La magia de las rutinas

 

Entonces, si no hay que resignarse a dejarlo llorar, ¿cómo hacer que mi bebé duerma toda la noche, y con él, que toda la familia pueda descansar? Existen algunas rutinas de sueño para bebés que, si bien no garantizan que vaya a dormir de seguido, seguramente sí lo ayudarán a relajarse y que la hora de ir a la cama no se transforme en un sufrimiento. Después de todo, un bebé que se duerme más tranquilo y seguro, probablemente logre volver a conciliar el sueño con facilidad si se despierta.

Las rutinas de sueño no comienzan al apagarse la luz, sino mucho antes: una o dos horas antes de dormir, es bueno que el ritmo de la casa baje. Que el bebé se acostumbre a las luces tenues, que comience a reconocer el día como un momento para jugar, y la noche como un momento para descansar. Es recomendable que la hora de irse a dormir sea siempre la misma, y lo más temprano que nos sea posible.

Le hablaremos con suavidad y le diremos que es momento de descansar. Un baño tibio y un masaje también podrán ponerlo en sintonía. Después lo llevaremos en brazos a su dormitorio (o al nuestro si lo compartimos con el bebé), podemos leerle un cuento y poner música suave, o cantarle. A algunos niños también los ayuda a conciliar el sueño el ruido blanco, como el de la aspiradora o la lavadora, o la señal que emiten los radiotransmisores cuando no captan ninguna frecuencia (o puedes conseguirlo con varias apps para celular muy fáciles de usar).
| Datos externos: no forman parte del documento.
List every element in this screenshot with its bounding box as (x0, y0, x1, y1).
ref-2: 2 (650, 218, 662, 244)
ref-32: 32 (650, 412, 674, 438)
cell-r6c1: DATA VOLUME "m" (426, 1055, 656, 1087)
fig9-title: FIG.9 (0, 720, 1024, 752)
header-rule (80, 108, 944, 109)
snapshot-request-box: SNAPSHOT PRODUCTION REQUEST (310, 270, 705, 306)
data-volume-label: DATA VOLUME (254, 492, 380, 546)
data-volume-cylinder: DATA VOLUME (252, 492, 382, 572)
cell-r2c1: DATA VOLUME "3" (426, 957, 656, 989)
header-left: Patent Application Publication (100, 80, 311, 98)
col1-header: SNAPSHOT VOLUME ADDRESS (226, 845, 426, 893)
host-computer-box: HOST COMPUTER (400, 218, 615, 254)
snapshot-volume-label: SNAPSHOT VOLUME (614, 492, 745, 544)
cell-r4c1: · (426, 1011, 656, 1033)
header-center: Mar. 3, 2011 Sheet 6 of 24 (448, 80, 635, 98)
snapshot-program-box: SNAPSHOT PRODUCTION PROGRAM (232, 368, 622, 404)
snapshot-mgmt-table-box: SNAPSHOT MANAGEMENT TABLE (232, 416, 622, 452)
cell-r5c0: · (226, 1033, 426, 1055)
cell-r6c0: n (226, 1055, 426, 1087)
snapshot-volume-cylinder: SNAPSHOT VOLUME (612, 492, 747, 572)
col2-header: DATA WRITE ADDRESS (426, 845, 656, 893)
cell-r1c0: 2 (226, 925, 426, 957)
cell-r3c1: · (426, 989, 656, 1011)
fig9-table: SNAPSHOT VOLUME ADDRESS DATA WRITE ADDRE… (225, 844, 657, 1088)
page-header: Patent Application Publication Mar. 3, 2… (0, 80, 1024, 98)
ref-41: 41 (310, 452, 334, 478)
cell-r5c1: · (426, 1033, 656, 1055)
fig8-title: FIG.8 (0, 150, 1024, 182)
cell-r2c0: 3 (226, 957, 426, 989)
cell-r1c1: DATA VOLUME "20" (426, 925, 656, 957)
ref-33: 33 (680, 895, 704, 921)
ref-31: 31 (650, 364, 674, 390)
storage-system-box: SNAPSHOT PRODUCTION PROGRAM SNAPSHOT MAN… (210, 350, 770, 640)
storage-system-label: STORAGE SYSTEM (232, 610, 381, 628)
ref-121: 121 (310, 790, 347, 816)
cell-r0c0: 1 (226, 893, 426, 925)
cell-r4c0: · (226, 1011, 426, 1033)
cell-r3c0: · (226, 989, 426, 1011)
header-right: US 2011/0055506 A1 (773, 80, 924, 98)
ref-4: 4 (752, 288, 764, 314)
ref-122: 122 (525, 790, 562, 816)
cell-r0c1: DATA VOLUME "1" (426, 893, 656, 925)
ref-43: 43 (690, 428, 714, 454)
Al dejar al bebé en su cuna, asegúrate de poder escucharlo desde cualquier lugar de la casa, tal vez con la ayuda de un monitor. Y acude a su llamado para que sepa que aún estando solo cuenta contigo.

Con respecto al abrigo, es fundamental que el bebé vista ropa cómoda y que no pase frío, pero tampoco que se sobrecaliente. Con bebés pequeños hay que evitar todo tipo de cobijas o cojines en el moisés, por eso para mantenerlos calentitos existen sacos de dormir que son perfectamente seguros y los mantienen contenidos.

 

Lactancia y sueño

 

Si el bebé aún se alimenta con lactancia exclusiva, lo más probable es que por mucho tiempo necesite alguna toma nocturna. Si mamá está demasiado exhausta, el papá puede encargarse de alimentar al pequeño durante la noche con la leche que ella se extraiga. Un bebé mayorcito que ya ha comenzado con la alimentación complementaria es probable que ya no se despierte por hambre (aunque a veces solo quiera sentir la presencia amorosa de mamá para volverse a dormir).

 

Cuando estés pasando las peores épocas de cólicos y de despertares frecuentes, cuando sientas que el sueño te invade, recuerda que todo esto es una etapa en la vida de tu bebé: cuando te quieras acordar, habrá pasado el tiempo, el niño habrá crecido y las noches sin dormir serán un recuerdo. Hasta entonces, ten mucha paciencia y haz de las rutinas tus mejores aliadas.